Perumus
Kebijakan Bukan Malaikat
Bambang Soesatyo ; Anggota Komisi
III DPR RI
dan Presidium
Nasional KAHMI 2012-2017
|
KORAN
SINDO, 21 Maret 2014
Wakil
Presiden Boediono mengaku tidak terpikir bahwa kebijakan bailout Century itu
kini dipersoalkan. Apalagi sampai dibawa ke ranah hukum.
”Saya tidak berpikir sampai sejauh itu. Saya
bersama teman-teman hanya merasakan harus mengambil keputusan cepat dan tepat
menangani Bank Century dalam situasi krisis waktu itu,” kata
Boediono dalam acara ”Mata Najwa”
di Metro TV, Rabu (19/3/2014). Boediono mengatakan, kasus tersebut terjadi
saat ia baru menjabat beberapa waktu sebagai gubernur BI. Ia menceritakan
telah 30 tahun menggeluti masalah ekonomi sejak 1980-an. ”Jadi, saya merasakan krisis itu bagaimana,” kata Boediono,
meyakinkan.
Masyarakat yang tidak mengetahui fakta kejadian dan bukti material
dalam skandal Bank Century itu pasti akan terkecoh karena dalam acara yang
dikemas secara luar biasa itu menggambarkan bahwa Boediono korban politik.
Tanpa mengungkap atau mempertanyakan alasan atau latar belakang mengapa
Boediono dan jajaran BI ”mengutak-atik” aturan serta melakukan rekayasa agar
kebijakan yang diambilnya itu seolah-olah sudah sesuai aturan dan perundang-
undangan yang berlaku.
Lalu,
mengapa baru sekarang dia menuding Lembaga Penjamin Simpanan (LPS) yang harus
bertanggung jawab? Saya tidak ingin berprasangka buruk bahwa penampilan
Boediono yang tiba-tiba itu untuk memengaruhi pengadilan yang sedang
berlangsung. Sepertinya paralel dengan pernyataan Presiden Susilo Bambang
Yudhoyono (SBY) baru-baru ini yang menegaskan bahwa Wakil Presiden
Boediono—dalam kapasitasnya sebagai gubernur Bank Indonesia (BI)—tak bisa
diadili atas langkahnya memberi dana talangan kepada Bank Century.

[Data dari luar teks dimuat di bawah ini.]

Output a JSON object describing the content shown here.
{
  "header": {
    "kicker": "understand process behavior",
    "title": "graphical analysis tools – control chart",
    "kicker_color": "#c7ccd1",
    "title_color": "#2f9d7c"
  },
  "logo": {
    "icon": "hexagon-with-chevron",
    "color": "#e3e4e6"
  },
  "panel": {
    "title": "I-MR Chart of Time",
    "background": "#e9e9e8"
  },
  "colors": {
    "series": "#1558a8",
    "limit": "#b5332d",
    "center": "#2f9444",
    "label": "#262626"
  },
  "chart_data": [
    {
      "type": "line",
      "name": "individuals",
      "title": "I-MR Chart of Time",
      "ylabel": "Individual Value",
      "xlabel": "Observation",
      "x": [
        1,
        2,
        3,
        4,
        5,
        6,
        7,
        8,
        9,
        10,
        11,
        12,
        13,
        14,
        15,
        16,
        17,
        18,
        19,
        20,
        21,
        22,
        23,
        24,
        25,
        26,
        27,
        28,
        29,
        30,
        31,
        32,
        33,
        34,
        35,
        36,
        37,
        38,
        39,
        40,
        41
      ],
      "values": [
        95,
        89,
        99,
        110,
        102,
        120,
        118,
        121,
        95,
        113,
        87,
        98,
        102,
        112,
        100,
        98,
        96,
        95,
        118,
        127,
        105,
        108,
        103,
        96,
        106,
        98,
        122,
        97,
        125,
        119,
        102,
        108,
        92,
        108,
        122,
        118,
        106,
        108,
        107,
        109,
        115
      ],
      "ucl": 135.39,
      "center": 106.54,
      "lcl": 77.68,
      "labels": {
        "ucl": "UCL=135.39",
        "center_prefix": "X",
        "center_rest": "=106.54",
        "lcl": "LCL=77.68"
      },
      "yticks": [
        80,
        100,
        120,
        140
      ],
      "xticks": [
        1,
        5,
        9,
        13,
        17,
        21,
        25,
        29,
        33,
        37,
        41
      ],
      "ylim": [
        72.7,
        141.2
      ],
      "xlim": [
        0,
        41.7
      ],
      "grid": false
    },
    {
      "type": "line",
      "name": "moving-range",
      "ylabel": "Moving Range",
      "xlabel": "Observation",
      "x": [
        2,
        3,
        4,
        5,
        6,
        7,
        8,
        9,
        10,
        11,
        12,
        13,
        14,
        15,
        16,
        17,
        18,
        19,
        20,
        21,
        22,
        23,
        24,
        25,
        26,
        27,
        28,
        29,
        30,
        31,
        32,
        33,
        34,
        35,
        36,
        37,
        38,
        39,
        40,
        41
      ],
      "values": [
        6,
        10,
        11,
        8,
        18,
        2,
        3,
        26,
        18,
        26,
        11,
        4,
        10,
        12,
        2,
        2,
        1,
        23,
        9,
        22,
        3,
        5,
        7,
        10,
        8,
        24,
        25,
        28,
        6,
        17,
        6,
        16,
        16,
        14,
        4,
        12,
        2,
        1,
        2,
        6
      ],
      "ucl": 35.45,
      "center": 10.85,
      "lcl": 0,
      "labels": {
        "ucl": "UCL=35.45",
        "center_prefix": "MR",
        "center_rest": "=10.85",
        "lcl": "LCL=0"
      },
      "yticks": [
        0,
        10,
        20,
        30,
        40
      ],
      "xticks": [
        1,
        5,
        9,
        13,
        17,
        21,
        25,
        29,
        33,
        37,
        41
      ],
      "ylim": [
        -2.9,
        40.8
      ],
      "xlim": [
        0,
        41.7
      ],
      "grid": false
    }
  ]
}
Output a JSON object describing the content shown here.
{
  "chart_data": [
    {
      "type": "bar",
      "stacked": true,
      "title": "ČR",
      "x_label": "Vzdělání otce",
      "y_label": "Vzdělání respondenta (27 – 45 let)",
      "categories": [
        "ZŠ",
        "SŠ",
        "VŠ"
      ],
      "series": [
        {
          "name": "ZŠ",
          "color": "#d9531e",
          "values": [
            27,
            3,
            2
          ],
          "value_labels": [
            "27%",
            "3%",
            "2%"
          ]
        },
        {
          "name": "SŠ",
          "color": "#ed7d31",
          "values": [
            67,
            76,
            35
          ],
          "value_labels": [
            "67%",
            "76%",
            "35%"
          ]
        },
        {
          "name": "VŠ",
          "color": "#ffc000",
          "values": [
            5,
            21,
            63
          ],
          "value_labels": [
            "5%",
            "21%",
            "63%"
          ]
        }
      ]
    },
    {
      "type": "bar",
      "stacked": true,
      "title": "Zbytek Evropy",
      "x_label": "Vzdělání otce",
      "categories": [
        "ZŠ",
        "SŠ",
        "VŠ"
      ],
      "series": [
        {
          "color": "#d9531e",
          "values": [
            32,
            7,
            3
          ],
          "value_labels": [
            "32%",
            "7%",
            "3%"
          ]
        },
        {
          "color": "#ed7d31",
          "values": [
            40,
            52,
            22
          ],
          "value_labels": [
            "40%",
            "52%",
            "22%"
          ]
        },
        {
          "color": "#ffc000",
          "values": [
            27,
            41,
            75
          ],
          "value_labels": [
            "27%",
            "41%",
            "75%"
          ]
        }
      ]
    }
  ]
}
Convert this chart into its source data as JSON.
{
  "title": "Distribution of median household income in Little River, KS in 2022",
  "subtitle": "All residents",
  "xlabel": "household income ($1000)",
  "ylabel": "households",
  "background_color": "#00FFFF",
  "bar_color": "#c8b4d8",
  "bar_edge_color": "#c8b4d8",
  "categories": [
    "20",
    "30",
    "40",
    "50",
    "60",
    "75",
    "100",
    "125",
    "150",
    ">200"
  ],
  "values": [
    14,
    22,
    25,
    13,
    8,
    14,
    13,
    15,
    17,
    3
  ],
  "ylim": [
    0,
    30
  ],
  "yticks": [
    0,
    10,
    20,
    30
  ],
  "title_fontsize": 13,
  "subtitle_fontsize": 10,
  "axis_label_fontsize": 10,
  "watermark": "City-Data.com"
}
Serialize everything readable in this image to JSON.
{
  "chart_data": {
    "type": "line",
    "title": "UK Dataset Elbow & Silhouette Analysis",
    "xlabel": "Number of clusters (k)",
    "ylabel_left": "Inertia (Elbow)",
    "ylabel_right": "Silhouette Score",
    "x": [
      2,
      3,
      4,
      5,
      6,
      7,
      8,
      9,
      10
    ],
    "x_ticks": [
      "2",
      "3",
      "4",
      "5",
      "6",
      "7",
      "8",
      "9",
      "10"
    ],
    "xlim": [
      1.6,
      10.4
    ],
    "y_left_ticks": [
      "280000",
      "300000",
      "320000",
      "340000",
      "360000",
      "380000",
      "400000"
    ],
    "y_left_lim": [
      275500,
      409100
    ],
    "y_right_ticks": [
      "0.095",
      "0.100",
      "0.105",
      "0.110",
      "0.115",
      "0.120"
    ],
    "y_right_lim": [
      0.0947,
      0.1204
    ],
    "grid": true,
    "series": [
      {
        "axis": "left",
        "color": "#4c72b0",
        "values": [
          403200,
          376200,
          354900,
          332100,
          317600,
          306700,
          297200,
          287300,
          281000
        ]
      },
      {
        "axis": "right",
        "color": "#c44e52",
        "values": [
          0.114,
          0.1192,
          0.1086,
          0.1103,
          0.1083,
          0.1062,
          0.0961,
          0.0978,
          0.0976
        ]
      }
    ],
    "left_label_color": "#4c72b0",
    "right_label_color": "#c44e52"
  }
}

Kebijakan, menurut Presiden, tidak bisa diadili karena akan sulit
memutuskan kebijakan untuk kepentingan pembangunan. Presiden keliru. Perumus
kebijakan dan regulator itu juga manusia, bukan malaikat. Maka itu, tidak
logis dan sangat berbahaya jika negara ini mengadopsi pandangan yang
menyebutkan kebijakan tidak bisa dipidana. Bukankah niat jahat bisa dibungkus
dalam sebuah manuver yang disebut ”kebijakan”? Pandangan yang sama kemudian
dimasukkan dalam eksepsi terdakwa kasus Bank Century Budi Mulya.
Dalam
eksepsi Budi Mulya menegaskan bahwa pejabat BI tidak dapat dihukum karena telah
mengambil keputusan atau kebijakan yang sejalan dengan tugas dan wewenangnya.
Pertanyaannya, apakah pejabat BI itu orang-orang suci atau malaikat sehingga
keputusan atau kebijakan mereka wajib dipercaya tanpa reserve? Boediono dan pejabat BI lain itu manusia biasa, bukan
malaikat yang tidak punya hawa nafsu dan tidak mungkin selalu benar.
Sudah
terbukti bahwa BI bahkan punya catatan sejarah yang buruk akibat perilaku tak
terpuji sejumlah oknum di bank sentral itu. Baru beberapa tahun lalu seorang
mantan gubernur BI harus menjalani hukuman penjara. Dua mantan deputi
gubernur BI dan beberapa mantan direktur BI pun masuk bui. Semua karena nafsu
menyalahgunakan wewenang untuk memperkaya diri dan kolega mereka.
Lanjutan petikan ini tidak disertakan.